Yerel gazete La Voix Du Nord, botun bir konteyner gemisinin çarpması sonucu alabora olduğunu iddia etti. Fransa Cumhurbaşkanı Emmanuel Macron, olayın ardından göçmenlik sorunlarıyla ilgilenen Avrupa Birliği bakanlarını acil toplantıya çağırdı. Macron yaptığı açıklamada, “Fransa, Manş Denizi’nin mezarlığa dönüşmesine izin vermeyecek” dedi.
TR724'ün aktardığı habere göre Boris Johnson ve Emmanuel Macron gece geç saatlerde acil bir telefon görüşmesi gerçekleştirdiler. İki lider durumun vahametini dile getirseler de son zamanlarda iki ülke arasındaki en büyük gerginlik konusu olan illegal geçişler konusunda yine birbirlerini suçlamaya devam ettiler.
Macron, Johnson’ı iç politikada kazanç elde etmek için göçmenleri politik malzeme olarak kullanmayı bırakması gerektiği konusunda uyardı. Johnson da Fransa’nın üzerine düşeni yeterince yapmadığını ileri sürdü.

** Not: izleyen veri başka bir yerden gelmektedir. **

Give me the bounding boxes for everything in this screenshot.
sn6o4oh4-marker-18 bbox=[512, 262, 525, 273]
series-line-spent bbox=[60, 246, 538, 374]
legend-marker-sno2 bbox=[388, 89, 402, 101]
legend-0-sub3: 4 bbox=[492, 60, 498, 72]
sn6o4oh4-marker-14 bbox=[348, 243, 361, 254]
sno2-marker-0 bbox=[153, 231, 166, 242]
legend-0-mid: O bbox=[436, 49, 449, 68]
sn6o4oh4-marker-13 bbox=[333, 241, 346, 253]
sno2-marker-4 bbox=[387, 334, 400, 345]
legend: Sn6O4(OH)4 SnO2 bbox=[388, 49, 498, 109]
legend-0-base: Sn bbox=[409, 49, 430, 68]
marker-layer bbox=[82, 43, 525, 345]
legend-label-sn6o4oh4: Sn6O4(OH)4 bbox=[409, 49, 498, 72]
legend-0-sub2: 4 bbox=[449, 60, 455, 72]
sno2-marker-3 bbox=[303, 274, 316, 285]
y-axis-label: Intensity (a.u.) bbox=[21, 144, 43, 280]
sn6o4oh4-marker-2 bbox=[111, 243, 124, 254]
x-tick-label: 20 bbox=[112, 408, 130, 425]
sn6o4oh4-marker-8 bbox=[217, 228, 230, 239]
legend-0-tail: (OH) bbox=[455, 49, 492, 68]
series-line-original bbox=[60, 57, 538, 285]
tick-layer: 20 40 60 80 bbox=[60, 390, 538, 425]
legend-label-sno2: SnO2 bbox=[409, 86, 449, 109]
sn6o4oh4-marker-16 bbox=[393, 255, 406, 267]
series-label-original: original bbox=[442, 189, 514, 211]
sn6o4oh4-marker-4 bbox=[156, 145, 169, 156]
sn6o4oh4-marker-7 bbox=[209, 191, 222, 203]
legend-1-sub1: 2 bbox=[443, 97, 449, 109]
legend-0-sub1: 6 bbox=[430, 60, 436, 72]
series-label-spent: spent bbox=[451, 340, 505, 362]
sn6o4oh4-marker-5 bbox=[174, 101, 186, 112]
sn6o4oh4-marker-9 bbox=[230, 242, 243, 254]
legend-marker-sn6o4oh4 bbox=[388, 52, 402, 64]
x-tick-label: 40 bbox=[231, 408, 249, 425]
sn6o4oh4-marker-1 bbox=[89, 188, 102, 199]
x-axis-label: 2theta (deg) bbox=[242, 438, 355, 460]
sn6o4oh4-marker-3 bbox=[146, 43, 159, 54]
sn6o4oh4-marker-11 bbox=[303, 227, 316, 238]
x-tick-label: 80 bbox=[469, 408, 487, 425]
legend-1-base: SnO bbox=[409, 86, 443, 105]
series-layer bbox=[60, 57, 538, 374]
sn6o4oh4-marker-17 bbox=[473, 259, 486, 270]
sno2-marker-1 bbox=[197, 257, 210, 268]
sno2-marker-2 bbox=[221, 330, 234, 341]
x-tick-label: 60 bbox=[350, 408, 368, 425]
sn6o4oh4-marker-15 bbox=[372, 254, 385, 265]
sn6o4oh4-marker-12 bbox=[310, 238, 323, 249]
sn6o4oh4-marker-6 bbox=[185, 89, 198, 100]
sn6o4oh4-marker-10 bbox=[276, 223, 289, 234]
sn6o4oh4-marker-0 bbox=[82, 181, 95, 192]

Birleşik Krallık otoriteleri bu yıl Fransa kıyılarından İngiltere’ye 24 binden fazla göçmenin kaçak şekilde geldiğini ve bu sayının 2020’deki geçişlerin üç katından fazla olduğunu belirtiyor. Son aylarda Birleşik Krallık gündemini oldukça meşgul eden kaçak geçişler sonucunda, Johnson hükümeti göçmenleri engellemek için daha sert politikalar ve daha zor bir sığınma prosedürü uygulamayı planlıyordu. İçişleri bakanı Priti Patel, Manş Denizi’ni geçen insanlar için gözaltı merkezlerinde, sığınma taleplerinin reddedilmesine yol açabilecek katı yeni kurallar düşündüğünü söylemişti.

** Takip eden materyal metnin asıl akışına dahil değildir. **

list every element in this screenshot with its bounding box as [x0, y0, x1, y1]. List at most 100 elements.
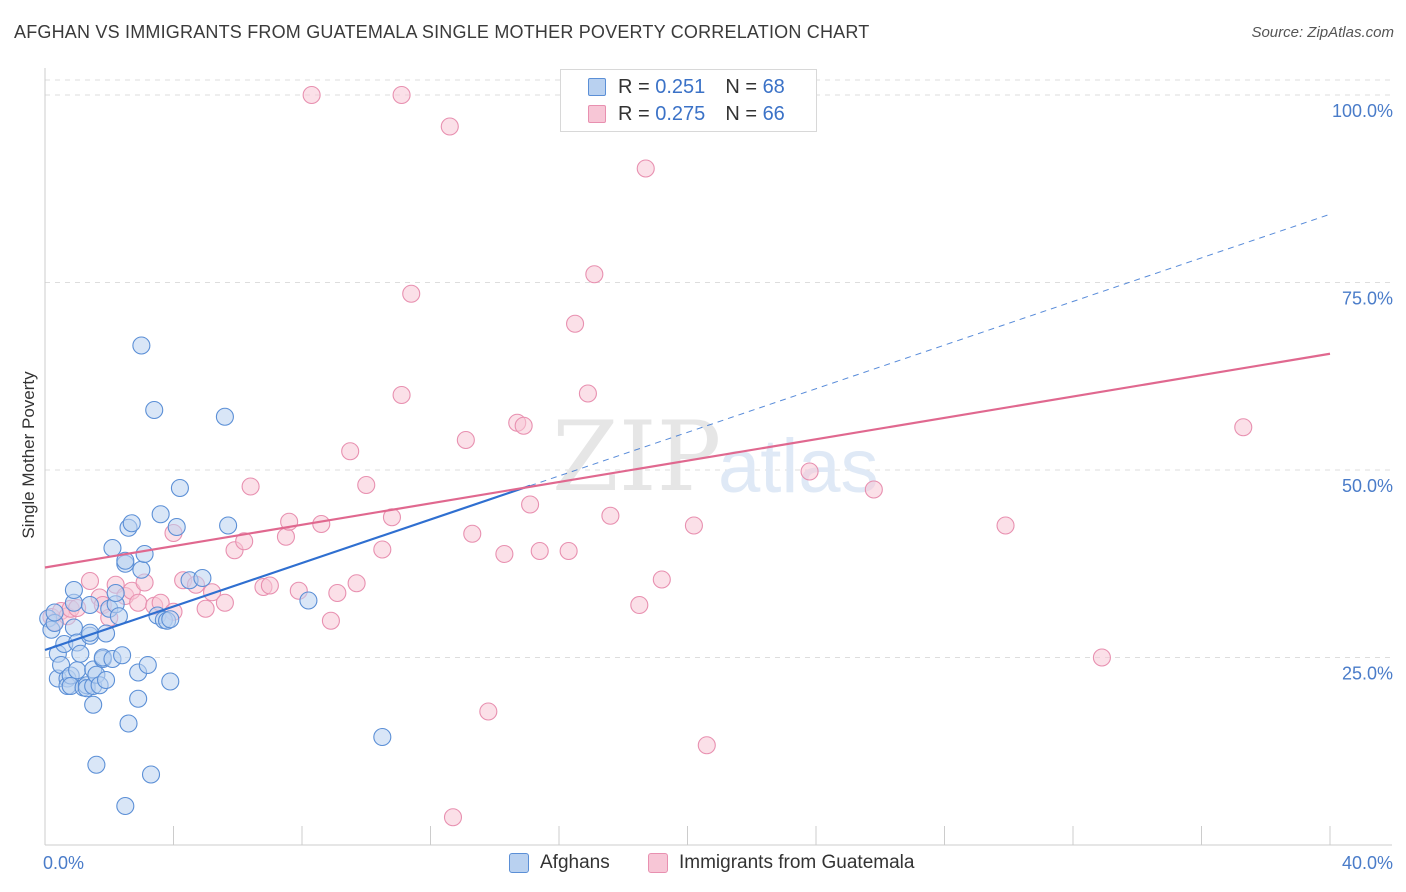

Olayın ardından iki taraftan da insan kaçakçılarına yönelik suçlamalar geldi ve kaçakçılarla mücadele konusunda daha da sert olunacağı ifade edildi. Ancak bu açıklamalara insani yardım kuruluşları trajedinin ana fikrini kaçırdığı gerekçesiyle tepki gösteriyor.
Fransız TV kanalı BFMTV‘ye konuşan insani yardım kuruluşu l’Auberge des Migrants genel sekreteri Konforti, Fransız ve İngiliz yetkililerin dünkü Kanal trajedisi için insan kaçakçılarını suçlama girişimlerini eleştirdi. İngiliz hükümeti ve Fransız içişleri bakanının kaçakçıları suçladıklarını, ancak kaçakçıların varlığının bir ihtiyaca cevap olduğunu çünkü İngiltere’ye gitmenin ve sığınma aramanın yasal bir yolu olmadığını vurguladı.
İngiliz Kızıl Haç direktörü Mike Adamson Birleşik Krallık hükümetini ülkenin iltica sistemine erişimi zorlaştırmayla ilgili planlarını yeniden düşünmeye çağırdı. “Kesinlikle umutsuz olmadıkça ve başka seçeneklerinin olmadığını hissetmedikçe kimse hayatını riske atmaz. Herkes güvenlik içinde yaşamayı hak ediyor ve insanların bunu ararken tehlikeli geçişler yapmaktan başka seçeneklerinin olmaması bizim için kabul edilemez olmalı” dedi.